Muscles are expensive to maintain, so whenever the body doesn’t have enough food to do so (malnutrition) or it feels the muscles aren’t used and are a waste of ressources (long-term immobilisation), it gets rid of them. There are also other causes of course (for example, when the nerves of a muscle aren’t functional, it’s cut from the brain and stimulation, thus is considered useless and is wasted ; or when an old person falls and can’t get up, hours of muscles being pressured by bones in the same place ends up killing them).

It shows up in blood works while it’s ongoing because the muscle cells release their contents on death, and those can be measured.

As for the muscles coming back, depends on the cause, but usually they can (malnutrition is curable), though it can be hard on vulnerable people already fragilized.

Anonymous 0 Comments

It’s just a case of ‘use it or lose it’. The body adapts to the stresses upon it (or tries to), and maintains a level of muscle mass according to activity level/type and diet. Astronauts lose muscle and bone mass in space due to lack of straining against gravity. Bedridden people lose it too from lack of activity. Muscle can usually be gained back quickly with the activity and diet to support it.

There are also various diseases that have the effect of muscle wasting, for reasons like gradually losing the ability to control the muscles so they waste away, or being unable to make muscle protein.
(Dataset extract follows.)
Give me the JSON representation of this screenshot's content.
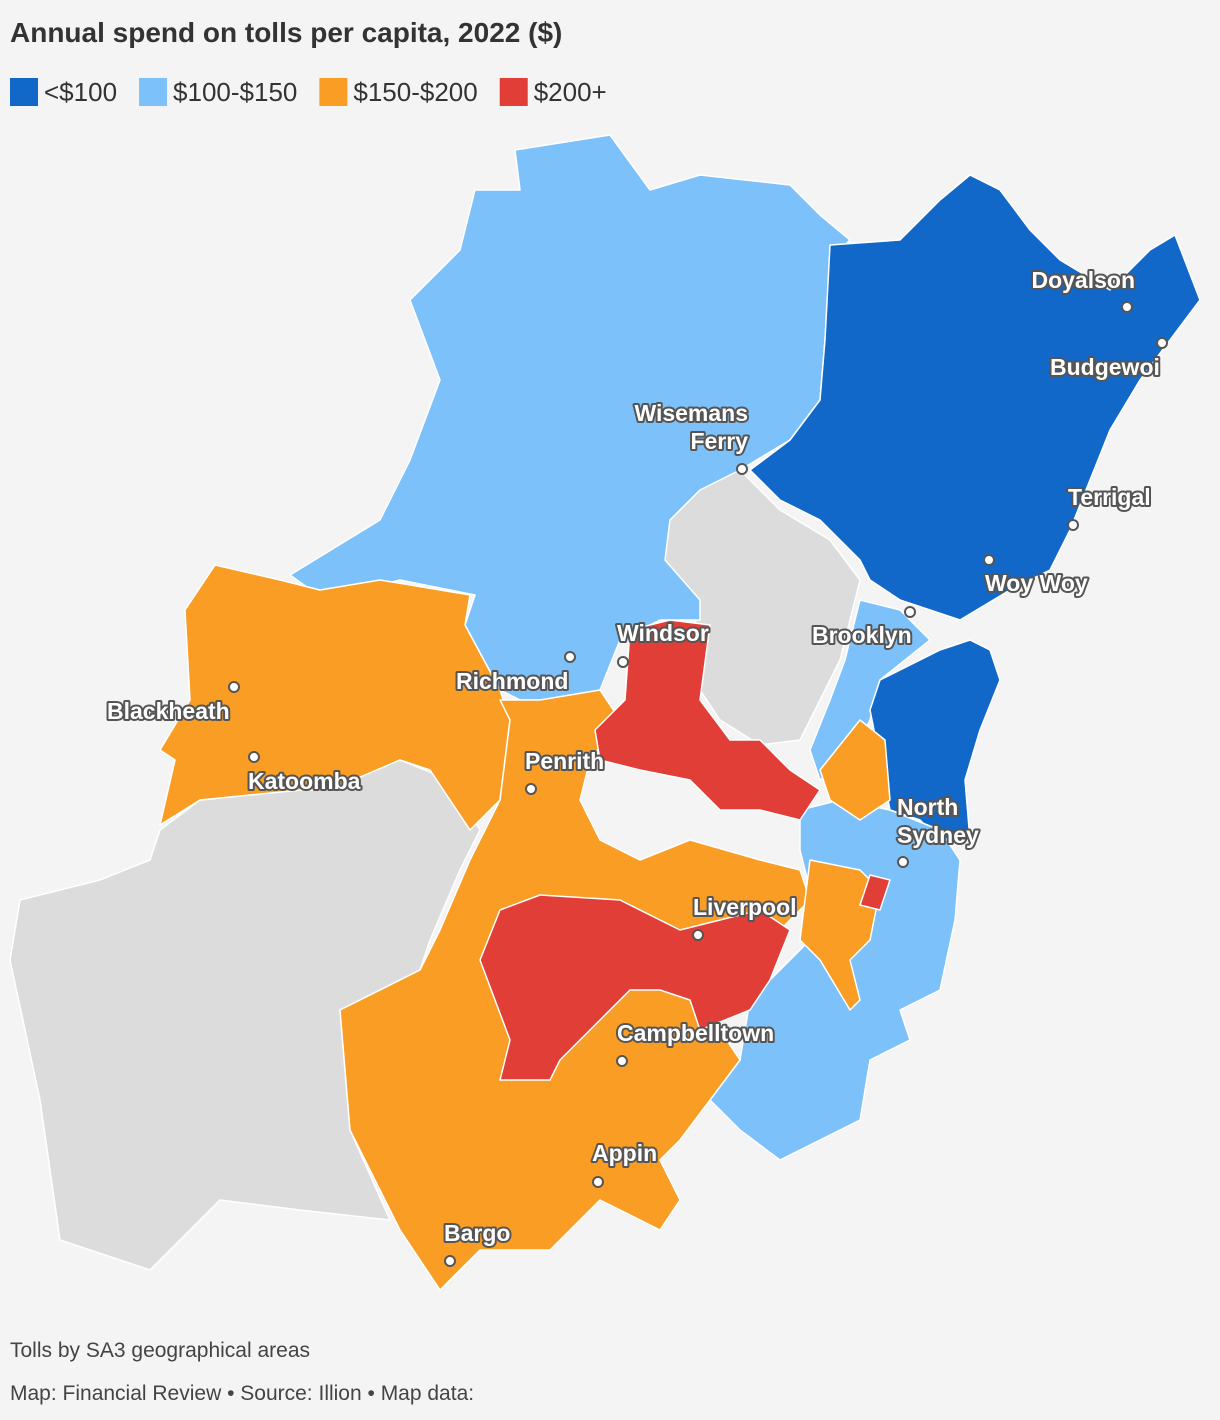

Many anabolic steroids were originally designed to help grow or maintain muscle in these and bedridden patients.

Anonymous 0 Comments

With mild atrophy you can regain full function as the actual cells remain but their contents decrease. The cells are ready and waiting to plump back up with use.

In some severe atrophy some of the cells may be removed, which makes it hard to regain full size.

As for blood work, a slow controlled atrophy won’t do a lot to the blood but the disassembly leaves chemistry behind which can be measured. Uncontrolled muscle damage though like say crushing damage or a severe change in exercise can cause a rapid rise in certain compounds that can hurt you (kidney failure).